Syria, or to be more accurate the needless violence. I don’t understand what drives a man to slaughter his own people, you know the ones that any government official is supposed to protect. I mean could you imagine David Cameron turning around in a few months time and ordering the army to terrorise us with endless showers of shells or determined sniper bullets? I don’t understand why Bashar al-Assad is doing it.
What can possibly justify his actions?
I was watching an interview with Paul Conroy, the British photographer who was injured in Syria and smuggled out with much risk to his rescuers. He was lying in his hospital bed looking a bit worse for wear and he spoke hardly of his troubles only the horror he saw taking place there. How the people have no food, no contact and no medical care.
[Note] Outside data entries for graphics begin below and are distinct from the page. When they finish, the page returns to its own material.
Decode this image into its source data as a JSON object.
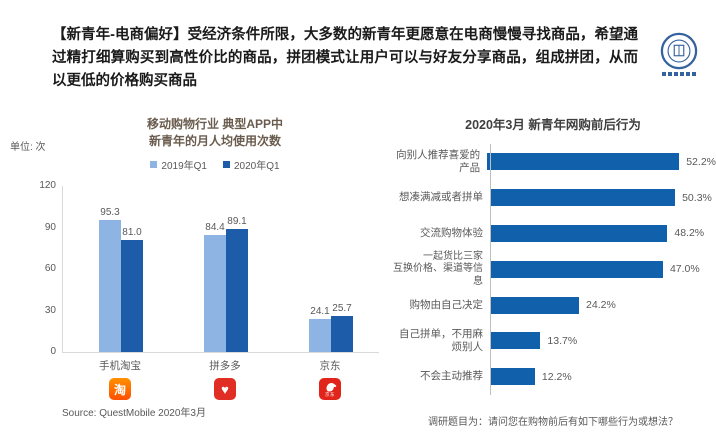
{
  "header": {
    "title": "【新青年-电商偏好】受经济条件所限，大多数的新青年更愿意在电商慢慢寻找商品，希望通过精打细算购买到高性价比的商品，拼团模式让用户可以与好友分享商品，组成拼团，从而以更低的价格购买商品"
  },
  "logo": {
    "icon": "circular-university-seal"
  },
  "chart_data": [
    {
      "type": "bar",
      "orientation": "vertical",
      "title_lines": [
        "移动购物行业 典型APP中",
        "新青年的月人均使用次数"
      ],
      "unit_label": "单位: 次",
      "categories": [
        "手机淘宝",
        "拼多多",
        "京东"
      ],
      "series": [
        {
          "name": "2019年Q1",
          "color": "#8DB4E2",
          "values": [
            95.3,
            84.4,
            24.1
          ],
          "value_labels": [
            "95.3",
            "84.4",
            "24.1"
          ]
        },
        {
          "name": "2020年Q1",
          "color": "#1D5CA8",
          "values": [
            81.0,
            89.1,
            25.7
          ],
          "value_labels": [
            "81.0",
            "89.1",
            "25.7"
          ]
        }
      ],
      "ylim": [
        0,
        120
      ],
      "yticks": [
        0,
        30,
        60,
        90,
        120
      ],
      "grid": false,
      "legend_position": "top",
      "source": "Source:  QuestMobile 2020年3月",
      "app_icons": [
        {
          "name": "taobao-app-icon",
          "char": "淘"
        },
        {
          "name": "pinduoduo-app-icon",
          "char": "♥"
        },
        {
          "name": "jd-app-icon",
          "char": "京东"
        }
      ]
    },
    {
      "type": "bar",
      "orientation": "horizontal",
      "title": "2020年3月 新青年网购前后行为",
      "categories": [
        "向别人推荐喜爱的产品",
        "想凑满减或者拼单",
        "交流购物体验",
        "一起货比三家\n互换价格、渠道等信息",
        "购物由自己决定",
        "自己拼单，不用麻烦别人",
        "不会主动推荐"
      ],
      "values": [
        52.2,
        50.3,
        48.2,
        47.0,
        24.2,
        13.7,
        12.2
      ],
      "value_labels": [
        "52.2%",
        "50.3%",
        "48.2%",
        "47.0%",
        "24.2%",
        "13.7%",
        "12.2%"
      ],
      "bar_color": "#1160AC",
      "xlim": [
        0,
        60
      ],
      "footnote": "调研题目为：请问您在购物前后有如下哪些行为或想法？"
    }
  ]
}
Aid was supposed to finally be allowed into Homs today. Before I left for uni it was breaking news that seven aid trucks would be allowed in. When I got back they had been blocked. It’s like rubbing salt into the wound. Not only does Assad threaten the lives of all who live in Homs but he dangles help in front of them, so tantalizingly close. It’s as if he’s trying to torture them.
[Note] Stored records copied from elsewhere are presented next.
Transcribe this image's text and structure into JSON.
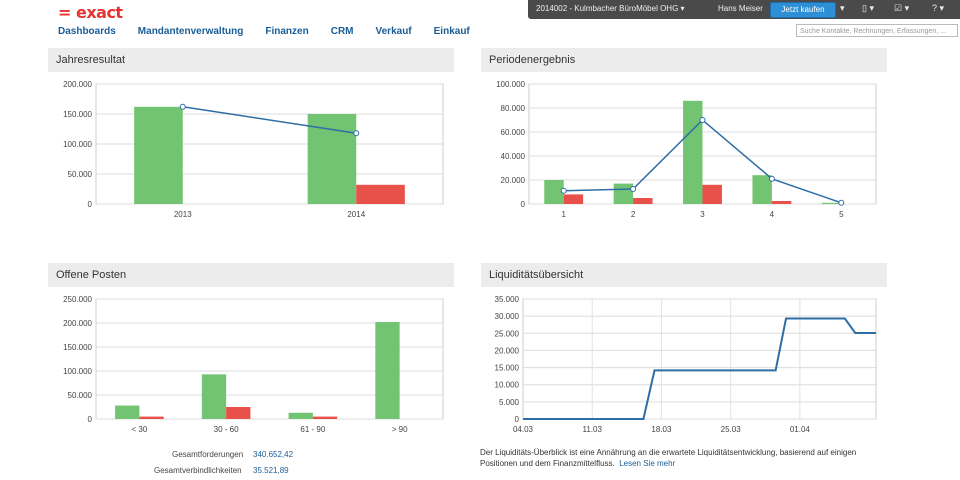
{
  "brand": "= exact",
  "nav": [
    "Dashboards",
    "Mandantenverwaltung",
    "Finanzen",
    "CRM",
    "Verkauf",
    "Einkauf"
  ],
  "topbar": {
    "company": "2014002 - Kulmbacher BüroMöbel OHG",
    "user": "Hans Meiser",
    "buy_label": "Jetzt kaufen",
    "search_placeholder": "Suche Kontakte, Rechnungen, Erfassungen, ..."
  },
  "panels": {
    "p1": "Jahresresultat",
    "p2": "Periodenergebnis",
    "p3": "Offene Posten",
    "p4": "Liquiditätsübersicht"
  },
  "summary": {
    "forderungen_label": "Gesamtforderungen",
    "forderungen_value": "340.652,42",
    "verbindlichkeiten_label": "Gesamtverbindlichkeiten",
    "verbindlichkeiten_value": "35.521,89"
  },
  "note": {
    "text": "Der Liquiditäts-Überblick ist eine Annährung an die erwartete Liquiditätsentwicklung, basierend auf einigen Positionen und dem Finanzmittelfluss.",
    "link": "Lesen Sie mehr"
  },
  "colors": {
    "green": "#72c472",
    "red": "#e8504a",
    "line": "#2f6ea5",
    "brand": "#e8322f",
    "nav": "#1a5d96"
  },
  "chart_data": [
    {
      "type": "bar",
      "categories": [
        "2013",
        "2014"
      ],
      "ylim": [
        0,
        200000
      ],
      "yticks": [
        "0",
        "50.000",
        "100.000",
        "150.000",
        "200.000"
      ],
      "series": [
        {
          "values": [
            162000,
            150000
          ],
          "color": "#72c472"
        },
        {
          "values": [
            0,
            32000
          ],
          "color": "#e8504a"
        },
        {
          "values": [
            162000,
            118000
          ],
          "color": "#2f6ea5",
          "kind": "line"
        }
      ]
    },
    {
      "type": "bar",
      "categories": [
        "1",
        "2",
        "3",
        "4",
        "5"
      ],
      "ylim": [
        0,
        100000
      ],
      "yticks": [
        "0",
        "20.000",
        "40.000",
        "60.000",
        "80.000",
        "100.000"
      ],
      "series": [
        {
          "values": [
            20000,
            17000,
            86000,
            24000,
            1000
          ],
          "color": "#72c472"
        },
        {
          "values": [
            8000,
            5000,
            16000,
            2500,
            0
          ],
          "color": "#e8504a"
        },
        {
          "values": [
            11000,
            12500,
            70000,
            21000,
            1000
          ],
          "color": "#2f6ea5",
          "kind": "line"
        }
      ]
    },
    {
      "type": "bar",
      "categories": [
        "< 30",
        "30 - 60",
        "61 - 90",
        "> 90"
      ],
      "ylim": [
        0,
        250000
      ],
      "yticks": [
        "0",
        "50.000",
        "100.000",
        "150.000",
        "200.000",
        "250.000"
      ],
      "series": [
        {
          "values": [
            28000,
            93000,
            13000,
            202000
          ],
          "color": "#72c472"
        },
        {
          "values": [
            5000,
            25000,
            5000,
            0
          ],
          "color": "#e8504a"
        }
      ]
    },
    {
      "type": "line",
      "categories": [
        "04.03",
        "11.03",
        "18.03",
        "25.03",
        "01.04"
      ],
      "ylim": [
        0,
        35000
      ],
      "yticks": [
        "0",
        "5.000",
        "10.000",
        "15.000",
        "20.000",
        "25.000",
        "30.000",
        "35.000"
      ],
      "series": [
        {
          "color": "#2f6ea5",
          "points": [
            [
              0,
              0
            ],
            [
              1.74,
              0
            ],
            [
              1.9,
              14200
            ],
            [
              3.65,
              14200
            ],
            [
              3.8,
              29300
            ],
            [
              4.65,
              29300
            ],
            [
              4.8,
              25100
            ],
            [
              5.1,
              25100
            ]
          ]
        }
      ]
    }
  ]
}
Despite attempts to put a stop to the evil in Syria both Russia and China have vetoed any interference but considering the cries for help that are emanating from the depths of the country I think perhaps politics should be thrown aside. While we wait for men and women sitting around a table to decide how best to serve the victims of Syria more are dying. These people have done nothing to deserve it, just like Lybia and Egypt, but nobody is helping them. Well, almost nobody.
Marie Colvin died trying to get to the truth. Distinguished by her amazing talent as a journalist just as much the eyepatch she wore (she lost her eye on the job in Sri Lanka in 2001, thanks to a piece of shrapnel). She died doing her job but thankfully it was something she was passionate about. She was passionate that the world should know the truth of Syria. It’s a shame that it took her death, as well as the death of French photographer Remi Ochlik, to spur people into action. I think their deaths have finally delivered the message. Thankfully the Red Cross were able to recover their bodies today.
Did you know that for a Syrian citizen to speak to a journalist at this moment is considered treason? To speak out against their mistreatment and their slaughter is punishable by death..but then again staying in Syria itself could kill them too. People shouldn’t be scared of staying in their country, they shouldn’t have to flee from it.
So many people have died and I don’t understand why they’ve had to. Hopefully the World Leaders will finally get their act together because something needs to be done and it can’t be left to foreign correspondents and the Free Syria Army alone.